De gauche à droite : Chemin du Montparnasse, © Margot Montigny/AWARE ; Portrait de Oluwatobiloba Ajayi, © Oluwatobiloba Ajayi ; Design par Lisa Sturacci studio, © AWARE: Archives of Women Artists, Research & Exhibitions
Dans le cadre du programme de résidence dédié à la recherche sur les artistes photographes et vidéastes femmes et non binaires, AWARE accueillera l’artiste et écrivaine Oluwatobiloba Ajayi à la Villa Vassilieff de janvier à avril 2026.
Dans son projet de recherche intitulé Land to Light On: Black Feminist Representations of Landscape (Terre à éclairer : représentations féministes noires du paysage), Oluwatobiloba Ajayi examinera les représentations du paysage dans la photographie et le cinéma par plusieurs artistes femmes de l’Atlantique Noir.
Pour les femmes noires, le paysage n’est pas uniquement un lieu de liberté. Son omniprésence est liée à l’histoire de l’exploitation coloniale, de l’esclavage dans les plantations et du déplacement forcé des populations noires à travers les continents. Pourtant, malgré ces faits historiques, de nombreux travaux traitent le motif photographique et cinématographique du paysage comme espace de liberté et d’exploration permettant de se comprendre soi-même par rapport à l’étendue du monde naturel.

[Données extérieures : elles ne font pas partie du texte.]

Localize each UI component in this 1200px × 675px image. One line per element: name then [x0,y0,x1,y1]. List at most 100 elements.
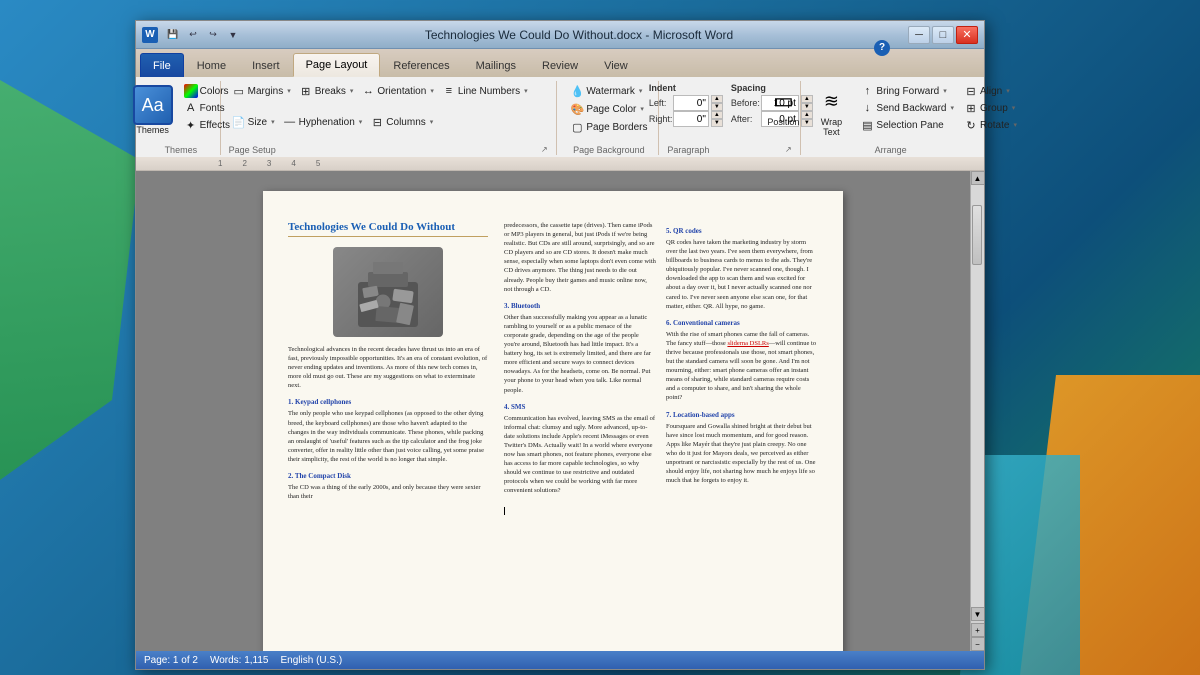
title-bar: W 💾 ↩ ↪ ▼ Technologies We Could Do Witho… [136,21,984,49]
zoom-out-button[interactable]: − [971,637,985,651]
doc-red-link: sliderna DSLRs [727,340,768,347]
position-icon: ▭ [767,85,799,117]
document-area: Technologies We Could Do Without [136,171,984,651]
tab-page-layout[interactable]: Page Layout [293,53,381,77]
maximize-button[interactable]: □ [932,26,954,44]
hyphenation-button[interactable]: — Hyphenation▾ [280,114,366,130]
close-button[interactable]: ✕ [956,26,978,44]
fonts-icon: A [184,101,198,115]
columns-button[interactable]: ⊟ Columns▾ [367,114,436,130]
window-title: Technologies We Could Do Without.docx - … [250,28,908,42]
undo-quick-btn[interactable]: ↩ [184,26,202,44]
spacing-after-label: After: [731,114,759,124]
rotate-button[interactable]: ↻ Rotate▾ [961,117,1020,133]
customize-quick-btn[interactable]: ▼ [224,26,242,44]
desktop-decoration-left [0,80,140,480]
status-language: English (U.S.) [281,655,343,666]
indent-right-input[interactable] [673,111,709,127]
send-backward-button[interactable]: ↓ Send Backward▾ [857,100,957,116]
tab-insert[interactable]: Insert [239,53,293,77]
page-background-group-label: Page Background [573,143,645,155]
page-borders-label: Page Borders [586,122,647,133]
tab-view[interactable]: View [591,53,641,77]
scrollbar-track [971,185,984,607]
scroll-down-button[interactable]: ▼ [971,607,985,621]
indent-left-input[interactable] [673,95,709,111]
doc-left-column: Technologies We Could Do Without [288,221,488,651]
vertical-scrollbar: ▲ ▼ + − [970,171,984,651]
tab-references[interactable]: References [380,53,462,77]
align-button[interactable]: ⊟ Align▾ [961,83,1020,99]
rotate-label: Rotate [980,120,1009,131]
doc-section-5-text: QR codes have taken the marketing indust… [666,238,818,311]
indent-right-down[interactable]: ▼ [711,119,723,127]
themes-icon: Aa [133,85,173,125]
save-quick-btn[interactable]: 💾 [164,26,182,44]
page-setup-content: ▭ Margins▾ ⊞ Breaks▾ ↔ Orientation▾ ≡ Li… [229,81,551,143]
columns-label: Columns [386,117,425,128]
wrap-text-button[interactable]: ≋ WrapText [809,83,853,139]
watermark-label: Watermark [586,86,635,97]
page-borders-button[interactable]: ▢ Page Borders [567,119,650,135]
bring-forward-button[interactable]: ↑ Bring Forward▾ [857,83,957,99]
tab-mailings[interactable]: Mailings [463,53,529,77]
group-label: Group [980,103,1008,114]
doc-title: Technologies We Could Do Without [288,221,488,237]
orientation-label: Orientation [377,86,426,97]
ribbon-tabs: File Home Insert Page Layout References … [136,49,984,77]
page-container[interactable]: Technologies We Could Do Without [136,171,970,651]
doc-section-4-title: 4. SMS [504,403,656,411]
page-borders-icon: ▢ [570,120,584,134]
margins-label: Margins [248,86,284,97]
minimize-button[interactable]: ─ [908,26,930,44]
desktop: W 💾 ↩ ↪ ▼ Technologies We Could Do Witho… [0,0,1200,675]
paragraph-group-label: Paragraph [667,143,709,155]
paragraph-expand[interactable]: ↗ [782,145,794,154]
tab-file[interactable]: File [140,53,184,77]
document-page: Technologies We Could Do Without [263,191,843,651]
scroll-up-button[interactable]: ▲ [971,171,985,185]
arrange-sub-buttons2: ⊟ Align▾ ⊞ Group▾ ↻ Rotate▾ [961,83,1020,133]
text-cursor [504,507,505,515]
scrollbar-thumb[interactable] [972,205,982,265]
tab-home[interactable]: Home [184,53,239,77]
indent-left-spinbox: Left: ▲ ▼ [649,95,723,111]
page-setup-expand[interactable]: ↗ [538,145,550,154]
tab-review[interactable]: Review [529,53,591,77]
word-icon: W [142,27,158,43]
bring-forward-label: Bring Forward [876,86,939,97]
page-color-icon: 🎨 [570,102,584,116]
status-words-text: Words: 1,115 [210,655,269,666]
bring-forward-icon: ↑ [860,84,874,98]
watermark-button[interactable]: 💧 Watermark▾ [567,83,645,99]
zoom-in-button[interactable]: + [971,623,985,637]
colors-icon [184,84,198,98]
doc-col-right: 5. QR codes QR codes have taken the mark… [666,221,818,515]
themes-button[interactable]: Aa Themes [129,83,177,137]
breaks-button[interactable]: ⊞ Breaks▾ [296,83,357,99]
line-numbers-button[interactable]: ≡ Line Numbers▾ [439,83,531,99]
doc-section-6-text: With the rise of smart phones came the f… [666,330,818,403]
indent-right-label: Right: [649,114,671,124]
margins-button[interactable]: ▭ Margins▾ [229,83,294,99]
group-icon: ⊞ [964,101,978,115]
selection-pane-button[interactable]: ▤ Selection Pane [857,117,957,133]
doc-section-3-text: Other than successfully making you appea… [504,313,656,395]
wrap-text-label: WrapText [821,117,842,137]
size-button[interactable]: 📄 Size▾ [229,114,278,130]
doc-image-trash [333,247,443,337]
page-color-button[interactable]: 🎨 Page Color▾ [567,101,647,117]
status-page: Page: 1 of 2 [144,655,198,666]
group-button[interactable]: ⊞ Group▾ [961,100,1020,116]
indent-right-arrows: ▲ ▼ [711,111,723,127]
orientation-button[interactable]: ↔ Orientation▾ [358,83,436,99]
indent-left-down[interactable]: ▼ [711,103,723,111]
help-button[interactable]: ? [874,40,890,56]
indent-right-up[interactable]: ▲ [711,111,723,119]
selection-pane-icon: ▤ [860,118,874,132]
status-page-text: Page: 1 of 2 [144,655,198,666]
status-language-text: English (U.S.) [281,655,343,666]
redo-quick-btn[interactable]: ↪ [204,26,222,44]
indent-left-up[interactable]: ▲ [711,95,723,103]
position-button[interactable]: ▭ Position [761,83,805,129]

Les photographes et vidéastes Carrie Mae Weems, Dionne Lee et Zina Saro-Wiwa abordent le paysage comme un réceptacle des traumatismes raciaux et écologiques subis par les femmes noires, le corps féminin noir servant de lieu supplémentaire de connaissance géographique. Au cours de cette résidence, O. Ajayi reliera les œuvres phares de ces artistes : de la série Roaming (2006) de C. M. Weems, réalisée pendant son séjour à l’Académie américaine de Rome, à Table Manners (2014-2016) de Z. Saro-Wiwa, qui présente des habitant·es du delta du Niger en train de manger. Contre l’idée que les femmes noires sont exclues des paradigmes géographiques ou faussement associées à l’urbanité de manière exclusive, elle cataloguera ces œuvres et confrontera leurs connotations contradictoires.
En abordant cette ambivalence de manière critique, ses recherches examineront comment le paysage, l’environnement et la nature agissent comme une force génératrice, fournissant un terrain fertile pour la construction de la féminité noire. O. Ajayi s’intéressera également à la présence photographique des femmes noires. Comment les femmes représentées deviennent-elles les sujets, et pas seulement les objets, du regard des spectateur·bices ? Comment résistent-elles au poids de l’histoire en insistant pour se déplacer à travers le paysage ? Ces questions guideront ses recherches à la Villa Vassilieff.
Le titre de son projet, Land to Light On: Black Feminist Representations of Landscape (Terre à éclairer : représentations féministes noires du paysage), est tiré d’une œuvre de la poétesse et romancière Dionne Brand, qui exprime sa désillusion face au paysage : « renoncer à la terre pour se poser dans la lumière ». Son espoir est de rétablir la relation entre les femmes noires et la terre en reconstruisant une terre où elles pourront poser leurs valises.
Oluwatobiloba Ajayi est une artiste et écrivaine basée à Londres. Elle est titulaire d’une licence en architecture (Université de Princeton) et d’une maîtrise en histoire de l’art (Courtauld Institute of Art), où elle s’est spécialisée dans l’Art Noir britannique d’après-guerre. Influencée par les théories anti-, post- et décoloniales, ses recherches portent sur l’importance de l’espace dans les pratiques créatives féministes noires. Son travail s’articule autour de la question suivante : quels nouveaux cadres critiques pour comprendre l’art, l’architecture et la subjectivité émergent lorsque la créativité des femmes noires est considérée comme centrale dans la production de l’espace ? Ses écrits ont entre autres été publiés dans The Architectural Review et The Brooklyn Rail et Worms. Elle a participé à de nombreuses expositions collectives, dont, récemment, Amphiphrasis (words as objects) : Oluwatobiloba Ajayi et Theresa Hak Kyung Cha à la Broodthaers Society of America à New York (2024) et Manifold Lagos à Alára (2024). Oluwatobiloba Ajayi a publié des textes sur l’urgence de la satire noire, la cartographie en tant que pratique décoloniale et l’absence d’archives dans un contexte de recherche sur des histoires transgenres.
Cette résidence a reçu le soutien de la Fondation d’entreprise Neuflize OBC.